Gold prices can’t hold slight gains seen after downside miss on U.S. jobs number
Editor's Note: 2020 is expected to be another year of significant uncertainty and turmoil. But the question is what asset will emerge the victor when the dust settles from the global trade war, Brexit, recession threats, negative bond yields. It's a showdown of global proportions, so don't miss all our exclusive coverage on how these factors could impact your 2020 investment decisions.
(Kitco News) - Gold prices are weaker and silver prices are steady to slightly higher in early U.S. futures trading Friday. The metals initially erased modest overnight losses just after a mild downside miss on the non-farm payrolls component of the U.S. employment report for December. February gold futures were last down $4.80 an ounce at 1,549.70. March Comex silver prices were last up $0.014 at $17.95 an ounce.
Traders and investors are back to examining economic data and other market fundamentals, including the just-released December U.S. employment situation report from the Labor Department. The key non-farm payrolls number came in at up 145,000, which was slightly lower than the expected rise of 160,000. Wednesday’s stronger-than-expected ADP national employment report had some leaning toward a stronger non-farm jobs number. This report falls mildly into the camp of the U.S. monetary policy doves, who want to see lower interest rates.
Asian stock markets were mixed to firmer overnight and European shares were mostly up. U.S. stock indexes are pointed toward firmer openings and at more record highs when the New York day session begins. After hitting a nasty speed bump a few days ago, the stock market bulls are right back in business and trader/investor risk appetite is robust.
The U.S. and Iran have backed away from further military confrontation—at least for now. And the world’s two largest economies are set to sign a partial trade agreement next week, with Chinese trade officials traveling to Washington, D.C. to do the signing. Most reckon the deal will pave the way for better global economic growth in 2020.
The key outside markets today see crude oil prices slightly lower and trading around $59.50 a barrel. The U.S. dollar index is modestly down early today, after the downside miss on the non-farm jobs number.

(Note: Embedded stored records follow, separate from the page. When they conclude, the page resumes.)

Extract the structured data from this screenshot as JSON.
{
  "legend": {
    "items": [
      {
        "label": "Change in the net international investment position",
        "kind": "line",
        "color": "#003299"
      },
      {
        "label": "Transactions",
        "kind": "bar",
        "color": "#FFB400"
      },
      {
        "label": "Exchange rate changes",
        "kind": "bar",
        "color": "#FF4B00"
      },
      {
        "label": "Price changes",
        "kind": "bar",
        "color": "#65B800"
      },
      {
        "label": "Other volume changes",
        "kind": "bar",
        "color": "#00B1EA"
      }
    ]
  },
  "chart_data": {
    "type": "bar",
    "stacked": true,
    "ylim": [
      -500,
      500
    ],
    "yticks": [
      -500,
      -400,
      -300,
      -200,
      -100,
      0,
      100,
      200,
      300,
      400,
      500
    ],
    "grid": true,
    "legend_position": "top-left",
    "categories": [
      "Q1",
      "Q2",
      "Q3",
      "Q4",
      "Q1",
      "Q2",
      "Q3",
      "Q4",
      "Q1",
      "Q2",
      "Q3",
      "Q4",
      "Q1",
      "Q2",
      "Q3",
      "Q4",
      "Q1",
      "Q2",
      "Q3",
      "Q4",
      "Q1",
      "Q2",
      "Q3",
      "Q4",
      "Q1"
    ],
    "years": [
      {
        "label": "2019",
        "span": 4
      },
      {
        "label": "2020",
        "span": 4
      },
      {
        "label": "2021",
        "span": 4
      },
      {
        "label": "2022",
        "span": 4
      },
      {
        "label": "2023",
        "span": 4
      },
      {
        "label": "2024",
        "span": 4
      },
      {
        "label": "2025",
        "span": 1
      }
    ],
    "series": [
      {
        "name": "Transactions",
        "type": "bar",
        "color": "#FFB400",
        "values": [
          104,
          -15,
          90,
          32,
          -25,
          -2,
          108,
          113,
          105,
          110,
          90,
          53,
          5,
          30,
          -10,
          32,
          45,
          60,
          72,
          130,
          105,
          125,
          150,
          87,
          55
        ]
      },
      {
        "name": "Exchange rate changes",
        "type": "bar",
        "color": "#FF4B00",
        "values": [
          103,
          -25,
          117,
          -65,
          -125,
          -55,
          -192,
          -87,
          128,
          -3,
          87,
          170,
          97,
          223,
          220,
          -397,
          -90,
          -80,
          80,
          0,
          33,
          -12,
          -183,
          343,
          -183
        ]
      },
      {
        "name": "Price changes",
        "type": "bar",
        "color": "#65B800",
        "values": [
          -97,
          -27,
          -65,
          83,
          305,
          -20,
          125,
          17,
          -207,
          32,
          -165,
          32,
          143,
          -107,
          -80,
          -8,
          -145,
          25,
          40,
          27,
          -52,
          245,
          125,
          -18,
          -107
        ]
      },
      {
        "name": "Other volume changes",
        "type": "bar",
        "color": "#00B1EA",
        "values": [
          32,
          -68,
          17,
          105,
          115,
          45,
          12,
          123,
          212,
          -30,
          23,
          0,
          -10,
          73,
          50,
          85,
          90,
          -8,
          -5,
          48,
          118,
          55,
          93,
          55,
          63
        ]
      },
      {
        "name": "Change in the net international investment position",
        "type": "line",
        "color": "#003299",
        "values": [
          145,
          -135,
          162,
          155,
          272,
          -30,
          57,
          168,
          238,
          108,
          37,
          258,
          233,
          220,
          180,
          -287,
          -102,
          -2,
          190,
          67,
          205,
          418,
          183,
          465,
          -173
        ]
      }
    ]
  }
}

Other U.S. economic data due for release includes the monthly wholesale trade report.
Technically, the gold bulls have the firm overall near-term technical advantage, but have faded this week. A price uptrend is still in place on the daily chart. Bulls’ next upside price objective is to produce a close in February futures above solid resistance at $1,590.90. Bears' next near-term downside price objective is pushing futures prices below solid technical support at $1,530.00. First resistance is seen at Thursday’s high of $1,562.40 and then at the September high of $1,571.70. First support is seen at the overnight low of $1,546.70 and then at this week’s low of $1,541.00. Wyckoff's Market Rating: 7.0
March silver futures bulls still have the overall near-term technical advantage but a four-week-old price uptrend line is now in jeopardy. Silver bulls' next upside price breakout objective is closing prices above solid technical resistance at this week’s high of $18.895 an ounce. The next downside price breakout objective for the bears is closing prices below solid support at $17.50. First resistance is seen at Thursday’s high of $18.225 and then at $18.55. Next support is seen at this week’s low of $17.815 and then at $17.50. Wyckoff's Market Rating: 6.0.